Some random thoughts during isolation
Time to reconsider
As we all are hunkering down waiting for an unknown future it made me ponder things a bit. Before I get into it let me explain my current situation. I was leading a group of students through Australia and New Zealand until it got called off last week due to covid 19. We were a few weeks into our New Zealand portion when we sent all of our students back home and were left to figure out what we were going to do as instructors. “Go home” this is the phrase that has been passed around like wildfire and there are some of us that consider many different places home or people that don’t have a home. My current home is a 13-foot red van in New Zealand; however, it seems that most people don’t consider that “home” when I said I was going to stay in New Zealand I got some goofy faces. Liz, you are from the US why aren’t you going back “home”. . . the simple answer is that is not home for me right now. Yes, my family is there and I could probably fly back to them, sleep on a couch waiting it out like everyone else, or I could stay in my home and make it work. These are two very viable options, however, which option is the better one? Money is going to be VERY tight either way, food is accessible, each country is handling the pandemic VERY differently, and frankly the world is in this together.
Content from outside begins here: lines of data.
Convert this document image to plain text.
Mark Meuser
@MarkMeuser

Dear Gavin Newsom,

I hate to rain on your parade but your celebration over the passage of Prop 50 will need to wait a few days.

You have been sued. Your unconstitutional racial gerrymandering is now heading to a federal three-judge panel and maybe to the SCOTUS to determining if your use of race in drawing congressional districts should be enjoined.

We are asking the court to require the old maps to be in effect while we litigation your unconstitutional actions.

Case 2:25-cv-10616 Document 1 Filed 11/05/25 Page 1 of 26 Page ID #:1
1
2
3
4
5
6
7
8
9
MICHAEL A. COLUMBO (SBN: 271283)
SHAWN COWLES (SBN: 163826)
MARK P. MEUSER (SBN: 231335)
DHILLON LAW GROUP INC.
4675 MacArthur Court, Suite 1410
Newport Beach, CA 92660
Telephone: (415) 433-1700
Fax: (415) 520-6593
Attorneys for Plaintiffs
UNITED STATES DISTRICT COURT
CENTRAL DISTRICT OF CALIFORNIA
To me it was a no-brainer to stay in New Zealand, and as I analyze why it was a no-brainer for me.
The following thoughts and consideration occurred to me.
Being at this standstill worldwide are you happy with where you are physically right now? Are you satisfied where you are at in life right now? Are you living the life you “always wanted”? Are you satisfied with the people you have surrounded yourself with?
What if this whole thing is a way to give you the push you need to re-evaluate your life and remember what is most important to you. Or maybe it is a reminder of why you do the things you do because you are exactly where you want to be. Just something to consider.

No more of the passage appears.